L’histoire a prouvé qu’on ne peut pas négocier avec les talibans. C’est impossible. Ils ont un objectif. Quelques soient les engagements qu’ils prennent, ils ne les respectent jamais sur la durée.
Emmanuel Razavi, grand reporter, directeur de la rédaction de "Fild"
TV5MONDE : L’armée afghane peut-elle faire face seule aux Talibans ?
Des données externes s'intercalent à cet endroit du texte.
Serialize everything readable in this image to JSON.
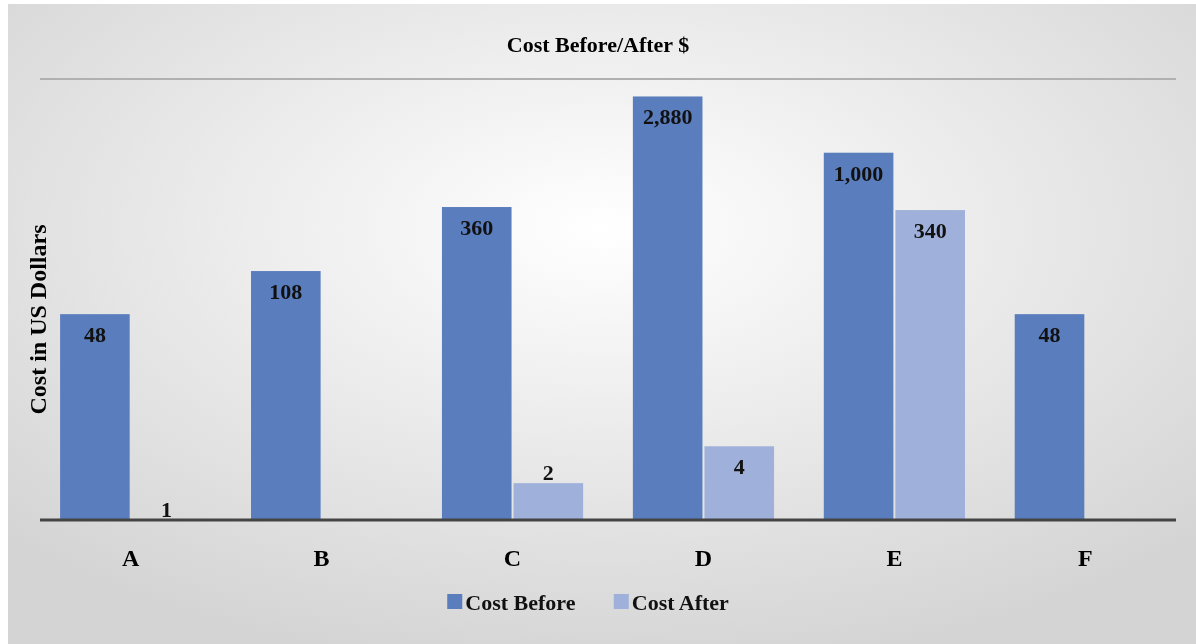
{
  "chart_data": {
    "type": "bar",
    "title": "Cost Before/After $",
    "ylabel": "Cost in US Dollars",
    "log": true,
    "data_labels": true,
    "ylim": [
      1,
      4000
    ],
    "tick_labels": "x",
    "legend": "bottom",
    "categories": [
      "A",
      "B",
      "C",
      "D",
      "E",
      "F"
    ],
    "series": [
      {
        "name": "Cost Before",
        "color": "#5a7dbd",
        "values": [
          48,
          108,
          360,
          2880,
          1000,
          48
        ],
        "value_labels": [
          "48",
          "108",
          "360",
          "2,880",
          "1,000",
          "48"
        ]
      },
      {
        "name": "Cost After",
        "color": "#9fb0da",
        "values": [
          1,
          null,
          2,
          4,
          340,
          null
        ],
        "value_labels": [
          "1",
          null,
          "2",
          "4",
          "340",
          null
        ]
      }
    ]
  }
}
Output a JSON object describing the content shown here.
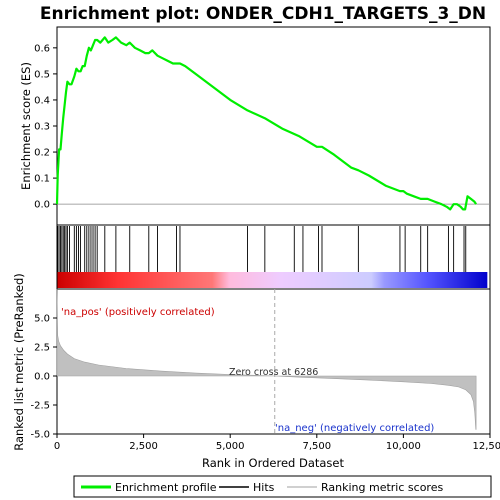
{
  "chart_data": [
    {
      "panel": "enrichment",
      "type": "line",
      "title": "Enrichment plot: ONDER_CDH1_TARGETS_3_DN",
      "ylabel": "Enrichment score (ES)",
      "xlim": [
        0,
        12500
      ],
      "ylim": [
        -0.08,
        0.68
      ],
      "yticks": [
        0.0,
        0.1,
        0.2,
        0.3,
        0.4,
        0.5,
        0.6
      ],
      "ytick_labels": [
        "0.0",
        "0.1",
        "0.2",
        "0.3",
        "0.4",
        "0.5",
        "0.6"
      ],
      "grid": false,
      "series": [
        {
          "name": "Enrichment profile",
          "color": "#00ee00",
          "x": [
            0,
            20,
            60,
            100,
            140,
            180,
            220,
            260,
            300,
            360,
            420,
            500,
            560,
            620,
            680,
            740,
            800,
            860,
            920,
            980,
            1040,
            1100,
            1160,
            1250,
            1380,
            1480,
            1600,
            1700,
            1850,
            2000,
            2100,
            2250,
            2400,
            2550,
            2650,
            2750,
            2900,
            3050,
            3200,
            3350,
            3450,
            3550,
            3700,
            4000,
            4500,
            5000,
            5500,
            6000,
            6500,
            7000,
            7500,
            7650,
            8000,
            8500,
            8700,
            9000,
            9500,
            9900,
            10000,
            10100,
            10300,
            10500,
            10650,
            10700,
            10900,
            11100,
            11250,
            11350,
            11450,
            11550,
            11650,
            11720,
            11780,
            11850,
            11950,
            12050,
            12100
          ],
          "y": [
            0.0,
            0.11,
            0.21,
            0.21,
            0.27,
            0.33,
            0.38,
            0.43,
            0.47,
            0.46,
            0.46,
            0.49,
            0.52,
            0.51,
            0.51,
            0.53,
            0.53,
            0.57,
            0.6,
            0.59,
            0.61,
            0.63,
            0.63,
            0.62,
            0.64,
            0.62,
            0.63,
            0.64,
            0.62,
            0.61,
            0.62,
            0.6,
            0.59,
            0.58,
            0.58,
            0.59,
            0.57,
            0.56,
            0.55,
            0.54,
            0.54,
            0.54,
            0.53,
            0.5,
            0.45,
            0.4,
            0.36,
            0.33,
            0.29,
            0.26,
            0.22,
            0.22,
            0.19,
            0.14,
            0.13,
            0.11,
            0.07,
            0.05,
            0.05,
            0.04,
            0.03,
            0.02,
            0.02,
            0.02,
            0.01,
            0.0,
            -0.01,
            -0.02,
            0.0,
            0.0,
            -0.01,
            -0.02,
            -0.02,
            0.03,
            0.02,
            0.01,
            0.0
          ]
        }
      ]
    },
    {
      "panel": "hits",
      "type": "scatter",
      "series_name": "Hits",
      "color": "#000000",
      "x": [
        20,
        60,
        100,
        140,
        180,
        220,
        260,
        300,
        360,
        500,
        560,
        620,
        680,
        800,
        860,
        920,
        980,
        1040,
        1100,
        1160,
        1380,
        1700,
        2100,
        2650,
        2900,
        3450,
        3550,
        5500,
        6000,
        6850,
        7100,
        7550,
        7650,
        8700,
        9900,
        10050,
        10500,
        10700,
        11300,
        11450,
        11750,
        11800
      ]
    },
    {
      "panel": "ranked-metric-heatmap",
      "type": "heatmap",
      "colors": [
        "#cc0000",
        "#ff3333",
        "#ff7777",
        "#ffbbdd",
        "#eeccff",
        "#ccccff",
        "#9999ff",
        "#5555ff",
        "#0000cc"
      ]
    },
    {
      "panel": "ranked-metric",
      "type": "area",
      "xlabel": "Rank in Ordered Dataset",
      "ylabel": "Ranked list metric (PreRanked)",
      "xlim": [
        0,
        12500
      ],
      "ylim": [
        -5.0,
        7.5
      ],
      "xticks": [
        0,
        2500,
        5000,
        7500,
        10000,
        12500
      ],
      "xtick_labels": [
        "0",
        "2,500",
        "5,000",
        "7,500",
        "10,000",
        "12,500"
      ],
      "yticks": [
        -5.0,
        -2.5,
        0.0,
        2.5,
        5.0
      ],
      "ytick_labels": [
        "-5.0",
        "-2.5",
        "0.0",
        "2.5",
        "5.0"
      ],
      "series_name": "Ranking metric scores",
      "fill_color": "#c0c0c0",
      "x": [
        0,
        20,
        50,
        100,
        200,
        300,
        500,
        800,
        1200,
        2000,
        3000,
        4000,
        5000,
        6286,
        7000,
        8000,
        9000,
        10000,
        10800,
        11300,
        11600,
        11800,
        11950,
        12020,
        12060,
        12090,
        12100
      ],
      "y": [
        7.5,
        3.5,
        3.0,
        2.6,
        2.2,
        1.9,
        1.5,
        1.2,
        0.95,
        0.65,
        0.42,
        0.25,
        0.13,
        0.0,
        -0.1,
        -0.22,
        -0.35,
        -0.5,
        -0.65,
        -0.8,
        -0.95,
        -1.2,
        -1.6,
        -2.2,
        -3.2,
        -4.6,
        -4.6
      ],
      "zero_cross": 6286,
      "annotations": {
        "pos": "'na_pos' (positively correlated)",
        "neg": "'na_neg' (negatively correlated)",
        "zero": "Zero cross at 6286"
      }
    }
  ],
  "legend": {
    "items": [
      {
        "label": "Enrichment profile",
        "color": "#00ee00"
      },
      {
        "label": "Hits",
        "color": "#000000"
      },
      {
        "label": "Ranking metric scores",
        "color": "#c0c0c0"
      }
    ]
  }
}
Emmanuel Razavi : Cette armée dispose de très bons combattants, mais c’est une armée indisciplinée, elle-même complètement gangrenée par la corruption, par les désertions aussi. Des soldats de l’armée ont parfois rejoint les talibans, pour de l’argent. Les chefs de guerre les payaient mieux. C’est une armée composée environ de 160 000 hommes. Elle n’est pas structurée pour faire face aujourd’hui aux talibans qui sont déterminés et qui défendent une cause : les talibans contrôlent un tiers du territoire afghan. Ils n’attendent qu’une chose, c’est récupérer Kaboul. Ils ont perdu Kaboul en 2001. J’ai vécu au Qatar et à Doha, juste en face de là où j’habitais se faisaient les négociations entre talibans et diplomates américains… L’histoire a prouvé qu’on ne peut pas négocier avec les talibans. C’est impossible. Ils ont un objectif. Quelques soient les engagements qu’ils prennent, ils ne les respectent jamais sur la durée. Jamais. Il y a eu une vraie naïveté. De la part de Joe Biden, dans une logique en apparence beaucoup moins guerrière, c’est un signal fort de faire revenir les troupes américaines. Mais il ne faut pas se leurrer, je pense qu’il sait que c’est un conflit perdu.
TV5MONDE : Personne ne va rester sur place ?
Emmanuel Razavi : Il y a bien des sociétés militaires privées en Afghanistan. Ces forces militaires non conventionnelles sont américaines ou anglaises pour la plupart. Ces effectifs ne sont jamais comptabilisés. En 2006 et 2007, les marchés de l’Afghanistan et de l’Irak confondus représentaient pour une dizaine de sociétés de « contractors », donc de mercenaires, cent milliards de dollars. C’est un énorme business.
TV5MONDE : Quel était le métier des sociétés militaires privées ?
Emmanuel Razavi : Sécuriser les lieux sensibles. Vous aviez par exemple les ambassades, mais aussi la protection de certaines bases, de certains camps et points stratégiques. Nous parlions tout à l’heure de la traque de chefs talibans : des éléments de ces sociétés militaires privées ont aussi participé à ces traques. Ils étaient sous l’uniforme américain mais ils n’étaient pas soldats américains. Tous ces gens là ont-ils abandonné la poule aux oeufs d’or ? Je ne sais pas. Mais c’est un énorme business et en général, on n’abandonne pas un business comme celui-là.